Who’s right? A recent study from Shigehiro Oishi at the University of Virginia and Selin Kesebir at the London Business School takes a close look at the connection between economic growth, inequality, and happiness across 34 nations. The big takeaway: Economic growth is associated with lower levels of happiness in nations with higher income inequality.
The study tests the connection between economic development, inequality, and happiness using two different data sets. The first data set covers happiness in 16 advanced nations like Denmark, France, and the United Kingdom using happiness data, or what researchers term “subjective well-being,” from surveys collected by the World Database of Happiness (developed by the Dutch sociologist Ruut Veenhoven). Both parts of the study use data on economic development measured as GDP per capita from the World Bank’s World Development Indicators, and on inequality based on the Gini coefficient (the standard measure of inequality) from the United Nations University World Institute for Development Economics Research.

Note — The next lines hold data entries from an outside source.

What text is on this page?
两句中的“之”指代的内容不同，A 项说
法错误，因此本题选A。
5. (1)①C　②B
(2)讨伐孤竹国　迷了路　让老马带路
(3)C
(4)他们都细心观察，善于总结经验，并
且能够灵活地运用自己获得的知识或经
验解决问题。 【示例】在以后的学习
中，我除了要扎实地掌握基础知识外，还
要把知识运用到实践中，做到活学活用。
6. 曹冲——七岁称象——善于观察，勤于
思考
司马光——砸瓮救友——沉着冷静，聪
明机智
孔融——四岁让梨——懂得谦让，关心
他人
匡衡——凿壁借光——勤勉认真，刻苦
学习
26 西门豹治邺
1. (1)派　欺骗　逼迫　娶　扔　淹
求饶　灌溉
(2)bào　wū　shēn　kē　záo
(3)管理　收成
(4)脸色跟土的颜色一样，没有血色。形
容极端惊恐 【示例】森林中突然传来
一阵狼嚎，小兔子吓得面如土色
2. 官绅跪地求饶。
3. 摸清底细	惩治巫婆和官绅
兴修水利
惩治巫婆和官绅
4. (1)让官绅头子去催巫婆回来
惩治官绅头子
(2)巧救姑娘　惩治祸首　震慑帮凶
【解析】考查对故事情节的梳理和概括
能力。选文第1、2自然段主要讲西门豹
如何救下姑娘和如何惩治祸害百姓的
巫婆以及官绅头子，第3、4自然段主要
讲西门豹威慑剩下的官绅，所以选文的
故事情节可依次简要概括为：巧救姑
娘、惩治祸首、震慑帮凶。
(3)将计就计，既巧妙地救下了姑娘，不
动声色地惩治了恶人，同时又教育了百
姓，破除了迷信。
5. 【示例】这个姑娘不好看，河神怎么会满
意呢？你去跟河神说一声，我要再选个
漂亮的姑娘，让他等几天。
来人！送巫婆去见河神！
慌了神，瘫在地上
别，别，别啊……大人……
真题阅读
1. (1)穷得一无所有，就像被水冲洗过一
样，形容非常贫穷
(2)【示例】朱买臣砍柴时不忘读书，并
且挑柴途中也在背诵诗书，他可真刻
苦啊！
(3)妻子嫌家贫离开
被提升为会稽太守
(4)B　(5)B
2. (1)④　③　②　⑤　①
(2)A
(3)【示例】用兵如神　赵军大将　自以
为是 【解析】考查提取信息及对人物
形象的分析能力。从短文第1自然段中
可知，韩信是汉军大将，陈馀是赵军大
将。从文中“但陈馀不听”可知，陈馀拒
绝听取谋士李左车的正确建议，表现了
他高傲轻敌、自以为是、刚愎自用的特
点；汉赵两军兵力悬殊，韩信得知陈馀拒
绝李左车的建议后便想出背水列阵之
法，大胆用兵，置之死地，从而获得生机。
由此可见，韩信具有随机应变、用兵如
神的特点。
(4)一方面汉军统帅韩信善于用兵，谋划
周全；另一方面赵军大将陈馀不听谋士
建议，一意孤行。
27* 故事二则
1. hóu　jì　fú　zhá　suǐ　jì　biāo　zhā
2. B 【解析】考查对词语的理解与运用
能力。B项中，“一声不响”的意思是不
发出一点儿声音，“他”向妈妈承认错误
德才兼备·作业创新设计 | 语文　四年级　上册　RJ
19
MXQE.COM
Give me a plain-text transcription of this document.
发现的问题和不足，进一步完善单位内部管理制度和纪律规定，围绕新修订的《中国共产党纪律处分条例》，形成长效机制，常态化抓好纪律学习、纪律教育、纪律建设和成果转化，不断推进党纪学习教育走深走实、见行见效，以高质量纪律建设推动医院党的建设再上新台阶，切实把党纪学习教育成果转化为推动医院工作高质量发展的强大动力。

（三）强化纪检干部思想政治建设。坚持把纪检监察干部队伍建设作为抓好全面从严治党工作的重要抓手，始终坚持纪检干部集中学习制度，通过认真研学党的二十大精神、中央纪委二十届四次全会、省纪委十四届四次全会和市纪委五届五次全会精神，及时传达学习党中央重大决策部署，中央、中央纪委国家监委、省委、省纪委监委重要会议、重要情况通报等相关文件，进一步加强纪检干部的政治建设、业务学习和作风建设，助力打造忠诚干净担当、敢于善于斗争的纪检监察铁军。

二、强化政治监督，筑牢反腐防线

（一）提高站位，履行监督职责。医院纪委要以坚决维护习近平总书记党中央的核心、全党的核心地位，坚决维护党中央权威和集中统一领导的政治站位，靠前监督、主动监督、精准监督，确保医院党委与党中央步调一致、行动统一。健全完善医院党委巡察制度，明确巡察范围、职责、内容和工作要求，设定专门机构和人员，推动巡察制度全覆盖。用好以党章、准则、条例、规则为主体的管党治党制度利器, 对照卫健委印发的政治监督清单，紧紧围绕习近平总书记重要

While happiness did track the level of economic development across these 16 advanced nations, the results changed when inequality was added to the equation. Higher levels of inequality led to lower levels of happiness, even in the most economically advanced nations. In fact, the researchers found that the percentage of respondents who said they were very happy was inversely correlated with income inequality (with a negative correlation of −.618).
“Every single time income inequality decreased between two time points, the percentage of ‘very happy’ responses went up," the researchers write. “And every time income inequality increased, the percentage of ‘very happy’ responses went down. In other words, although economic growth was steady and strong during this period, the evenness of the income distribution was fluctuating, and happiness was inversely related to income inequality.”